La soledad era lúgubre y en la noche los incendios echaban un resplandor siniestro sobre el cielo plomizo.

Se oía el bombo como en un carnaval de locos.

Ahora estaba frente a la Iglesia, arrastrado por gente enloquecida y confusa. Algunos llevaban revólveres y pistolas. “Son de la Alianza”, dijo alguien. Pronto ardió la nafta que habían echado sobre las puertas. Entraron en tumulto, gritando. Arrastraron bancos contra las puertas y la hoguera creció. Otros llevaban reclinatorios, imágenes y bancos a la calle. La llovizna caía indiferente y frígida. Echaron nafta y la madera ardió furiosamente, en medio de las heladas ráfagas. Gritaron, sonaron tiros por ahí, algunos corrían, otros se refugiaban en los zaguanes de enfrente, contra las paredes, fascinados por el fuego y el pánico. Alguien alzó en sus brazos una imagen de la Virgen e iba a arrojarla entre las llamas. Otro, que estaba al lado de Martín, un muchacho obrero aindiado, gritó: “¡dámela! ¡no la quemes!”

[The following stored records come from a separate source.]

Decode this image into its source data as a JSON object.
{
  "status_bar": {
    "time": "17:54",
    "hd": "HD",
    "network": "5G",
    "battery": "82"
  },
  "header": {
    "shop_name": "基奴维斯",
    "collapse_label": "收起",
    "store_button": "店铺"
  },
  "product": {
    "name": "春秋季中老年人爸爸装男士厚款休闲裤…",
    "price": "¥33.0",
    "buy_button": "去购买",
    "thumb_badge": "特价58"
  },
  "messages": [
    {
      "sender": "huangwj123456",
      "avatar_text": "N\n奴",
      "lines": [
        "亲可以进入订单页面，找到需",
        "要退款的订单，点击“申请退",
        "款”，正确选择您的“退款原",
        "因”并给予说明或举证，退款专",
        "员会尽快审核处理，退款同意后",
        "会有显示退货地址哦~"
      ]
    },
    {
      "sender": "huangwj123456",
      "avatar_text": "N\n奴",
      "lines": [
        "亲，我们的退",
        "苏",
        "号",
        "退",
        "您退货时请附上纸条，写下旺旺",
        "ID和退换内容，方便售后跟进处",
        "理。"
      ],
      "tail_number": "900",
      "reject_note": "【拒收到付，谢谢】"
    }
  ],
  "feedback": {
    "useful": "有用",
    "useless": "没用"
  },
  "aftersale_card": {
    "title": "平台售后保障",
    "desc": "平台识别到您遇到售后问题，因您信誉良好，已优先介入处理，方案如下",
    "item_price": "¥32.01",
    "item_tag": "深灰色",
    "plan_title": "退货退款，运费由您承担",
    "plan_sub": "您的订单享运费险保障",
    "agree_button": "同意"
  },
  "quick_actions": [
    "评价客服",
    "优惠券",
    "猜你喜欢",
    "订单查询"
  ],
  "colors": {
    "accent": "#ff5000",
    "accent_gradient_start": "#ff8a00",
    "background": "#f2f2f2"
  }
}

—¿Qué? —dijo el otro con la imagen en alto, mirándolo con furia.

—No la quemes, me hago unos pesos —dice el muchacho.

El otro bajó la imagen y meneando la
cabeza
se la dio. Luego arrojó bancos y cuadros.

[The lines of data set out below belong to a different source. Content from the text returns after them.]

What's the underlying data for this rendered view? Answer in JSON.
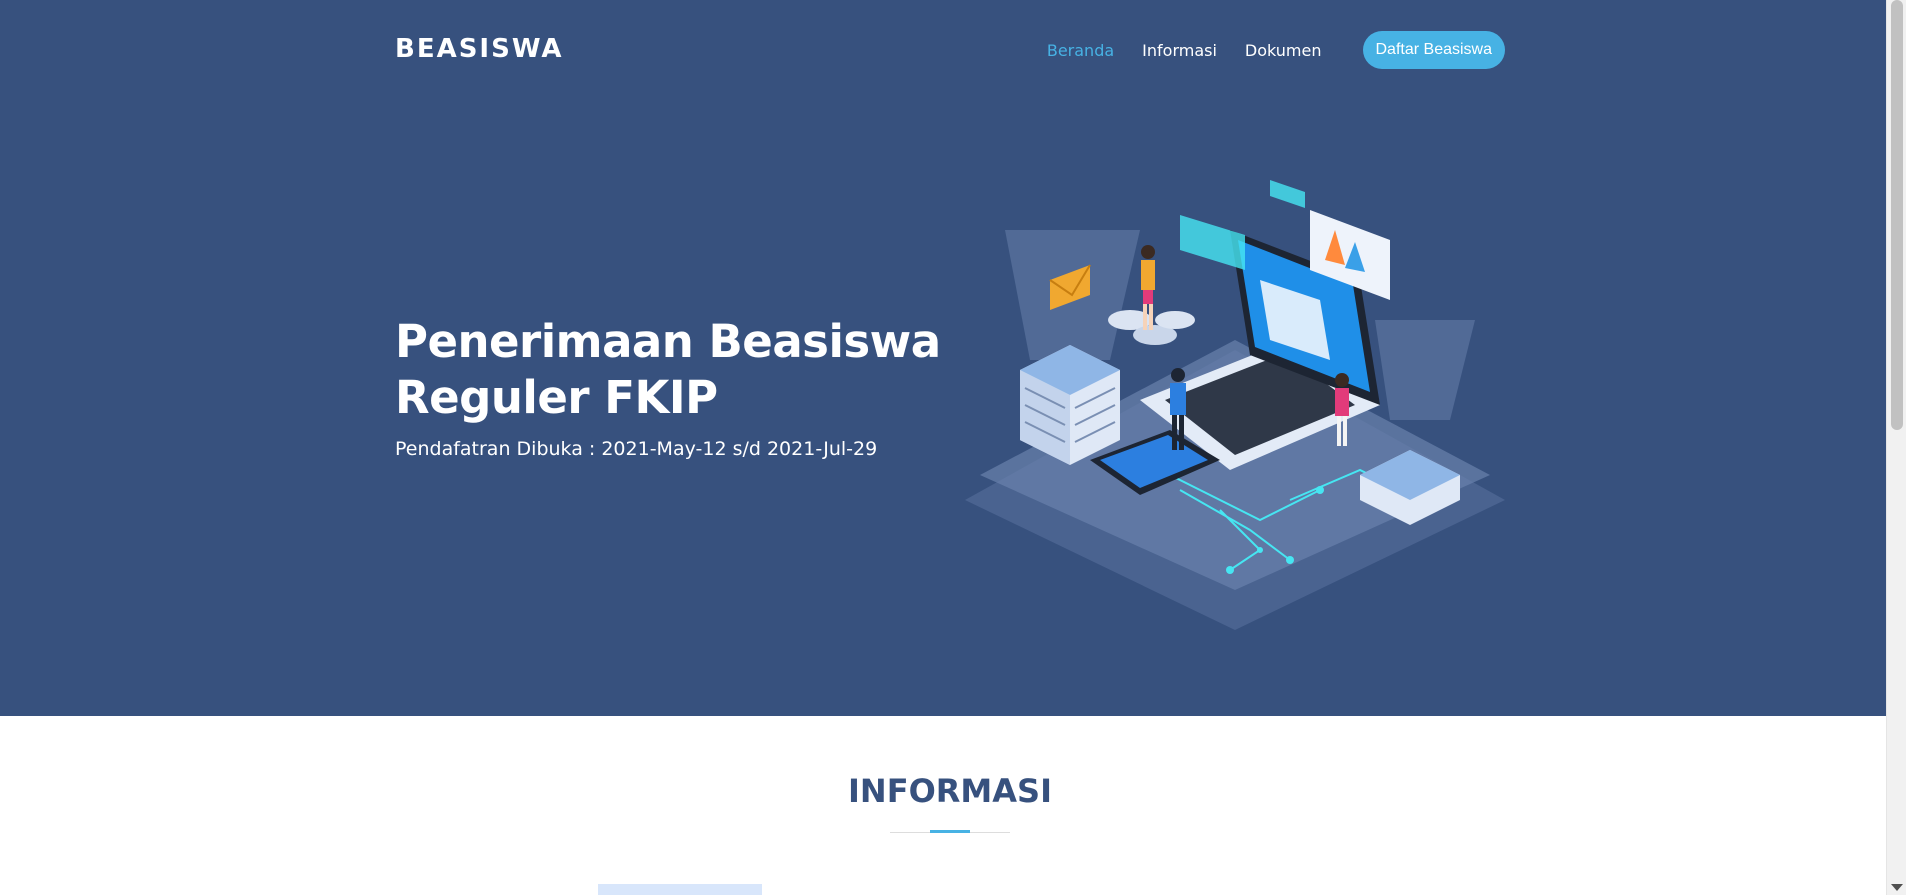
{
  "header": {
    "logo": "BEASISWA",
    "nav": [
      {
        "label": "Beranda",
        "active": true
      },
      {
        "label": "Informasi",
        "active": false
      },
      {
        "label": "Dokumen",
        "active": false
      }
    ],
    "cta_label": "Daftar Beasiswa"
  },
  "hero": {
    "title_line1": "Penerimaan Beasiswa",
    "title_line2": "Reguler FKIP",
    "subtitle": "Pendafatran Dibuka : 2021-May-12 s/d 2021-Jul-29"
  },
  "section": {
    "title": "INFORMASI"
  },
  "colors": {
    "hero_bg": "#37517e",
    "accent": "#47b2e4",
    "heading": "#37517e"
  }
}
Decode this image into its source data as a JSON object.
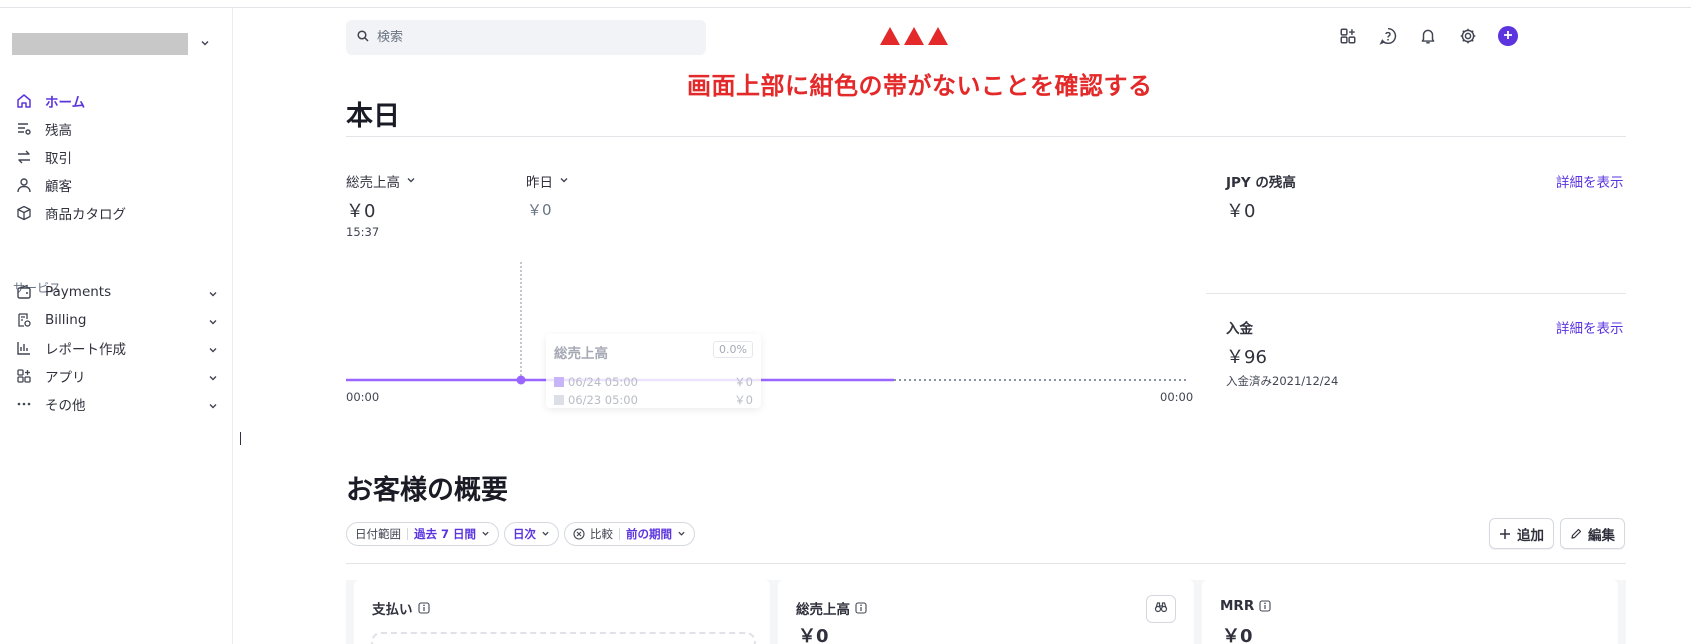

El muchacho tenía ahora la Virgen en el suelo, a sus pies. Buscó ayuda. Vio a un agente de policía que miraba el espectáculo, le pidió que lo ayudase a sacar la imagen de la iglesia.

—No te metas en líos, pibe —le recomendó el policía.

Martín se acercó.

—Yo te ayudo —le dijo.

—Bueno, agarra de los pies —dijo el muchacho obrero.

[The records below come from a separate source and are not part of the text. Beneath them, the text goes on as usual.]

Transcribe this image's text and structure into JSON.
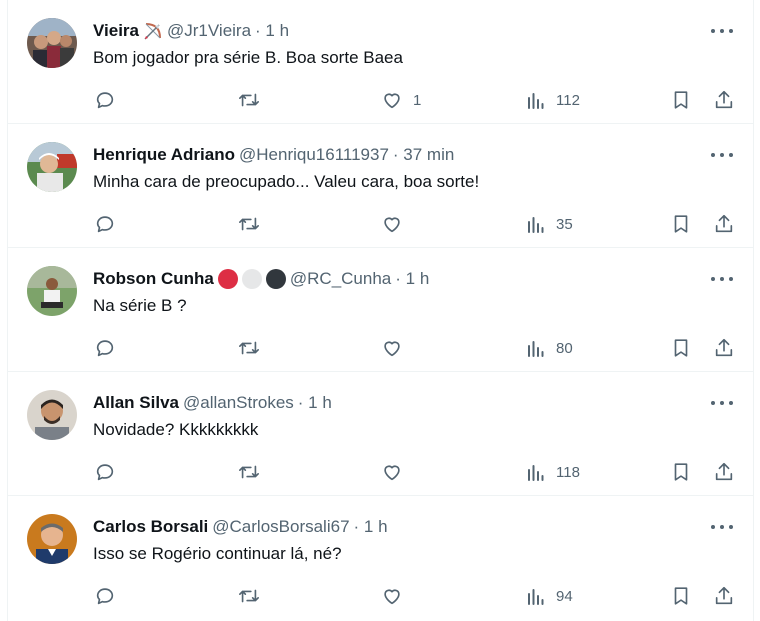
{
  "replies": [
    {
      "name": "Vieira",
      "emoji": "bow-and-arrow",
      "handle": "@Jr1Vieira",
      "time": "· 1 h",
      "text": "Bom jogador pra série B. Boa sorte Baea",
      "likes": "1",
      "views": "112"
    },
    {
      "name": "Henrique Adriano",
      "handle": "@Henriqu16111937",
      "time": "· 37 min",
      "text": "Minha cara de preocupado... Valeu cara, boa sorte!",
      "likes": "",
      "views": "35"
    },
    {
      "name": "Robson Cunha",
      "emoji_colors": [
        "#dd2e44",
        "#e6e7e8",
        "#31373d"
      ],
      "handle": "@RC_Cunha",
      "time": "· 1 h",
      "text": "Na série B ?",
      "likes": "",
      "views": "80"
    },
    {
      "name": "Allan Silva",
      "handle": "@allanStrokes",
      "time": "· 1 h",
      "text": "Novidade? Kkkkkkkkk",
      "likes": "",
      "views": "118"
    },
    {
      "name": "Carlos Borsali",
      "handle": "@CarlosBorsali67",
      "time": "· 1 h",
      "text": "Isso se Rogério continuar lá, né?",
      "likes": "",
      "views": "94"
    }
  ],
  "icons": {
    "more": "more-icon",
    "reply": "reply-icon",
    "retweet": "retweet-icon",
    "like": "like-icon",
    "views": "views-icon",
    "bookmark": "bookmark-icon",
    "share": "share-icon"
  },
  "colors": {
    "text": "#0f1419",
    "secondary": "#536471",
    "divider": "#eff3f4"
  }
}
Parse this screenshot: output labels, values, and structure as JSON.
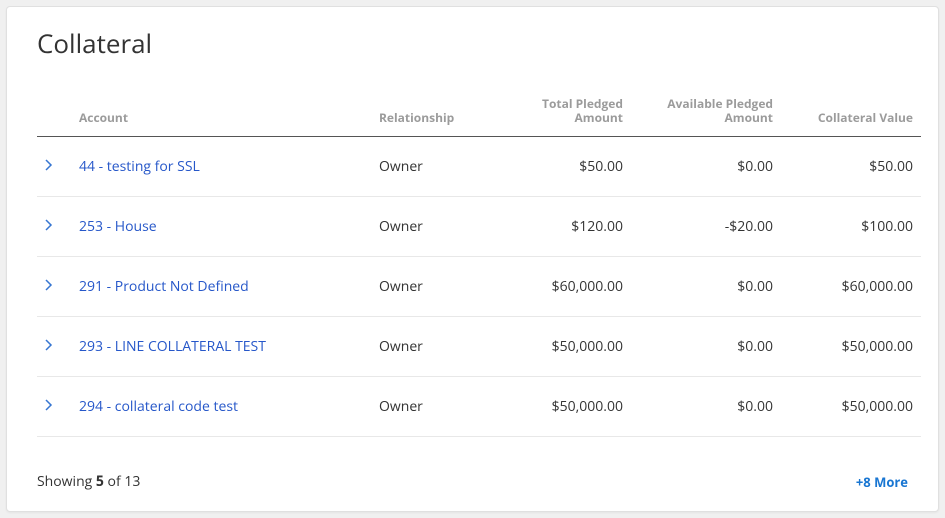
{
  "title": "Collateral",
  "columns": {
    "account": "Account",
    "relationship": "Relationship",
    "total_pledged": "Total Pledged Amount",
    "available_pledged": "Available Pledged Amount",
    "collateral_value": "Collateral Value"
  },
  "rows": [
    {
      "account": "44 - testing for SSL",
      "relationship": "Owner",
      "total_pledged": "$50.00",
      "available_pledged": "$0.00",
      "collateral_value": "$50.00"
    },
    {
      "account": "253 - House",
      "relationship": "Owner",
      "total_pledged": "$120.00",
      "available_pledged": "-$20.00",
      "collateral_value": "$100.00"
    },
    {
      "account": "291 - Product Not Defined",
      "relationship": "Owner",
      "total_pledged": "$60,000.00",
      "available_pledged": "$0.00",
      "collateral_value": "$60,000.00"
    },
    {
      "account": "293 - LINE COLLATERAL TEST",
      "relationship": "Owner",
      "total_pledged": "$50,000.00",
      "available_pledged": "$0.00",
      "collateral_value": "$50,000.00"
    },
    {
      "account": "294 - collateral code test",
      "relationship": "Owner",
      "total_pledged": "$50,000.00",
      "available_pledged": "$0.00",
      "collateral_value": "$50,000.00"
    }
  ],
  "footer": {
    "showing_prefix": "Showing ",
    "showing_count": "5",
    "showing_middle": " of ",
    "showing_total": "13",
    "more_link": "+8 More"
  }
}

Salieron. Afuera seguía lloviendo, pero el incendio crecía en la calle y todo crepitaba por la nafta y el agua. Una mujer rubia y alta, con el pelo suelto y desgreñado, con un hachón de bronce que manejaba a manera de bastón, arrastraba una bolsa que llenaba con imágenes y objetos del culto.

—¡Canallas! —decía.

—Callate, loca —gritaban.

—¡Canallas! —decía—, irán todos al infierno.

Avanzaba con su gran bolsa y el hachón, con el que se defendía. Un muchacho le tocó obscenamente el cuerpo, otro le gritaba porquerías, pero ella avanzaba defendiéndose con el hachón y repitiendo “canallas”.

—¡Andá, chupacirios! —le gritaron.

Pero ella avanzaba y repetía “canallas”, con voz ronca y seca, casi ensimismada,
pétrea
y fanática.

—Es una loca, dejelán —gritaban.

Una mujer aindiada, con un gran palo vigilaba y atizaba el fuego, como en un gigantesco asado.

—Es una loca, dejelán que se vaya —decían.

La mujer rubia avanzaba con la bolsa, abriéndose paso entre la muchachada que le gritaba porquerías, le tiraba tizones encendidos y se reía, tratando de manosearla.

Ahora se levantaban grandes llamaradas de la curia: ardían los papeles, los registros. Un hombre de chambergo, morocho, reía histéricamente y tiraba piedras, cascotes, pedazos de pavimento.

La rubia desapareció de la parte iluminada.

Una alegre música de carnaval volvió a escucharse: los muchachos de la murga habían dado vuelta a la manzana:

La murga de Chanta Cuatro lo viene a visitar…

A la luz de las llamaradas las contorsiones parecían más fantásticas. Los copones servían de platillos: disfrutados con casullas, enarbolaron cálices y cruces, marcaban el compás con hachones dorados. Alguien tocaba un bombo. Luego cantaron:

A nuestro director le gusta el disimulo…

Y luego el bombo, rítmicamente, y las contorsiones en medio de las llamaradas, siempre marcando el compás con los hachones dorados.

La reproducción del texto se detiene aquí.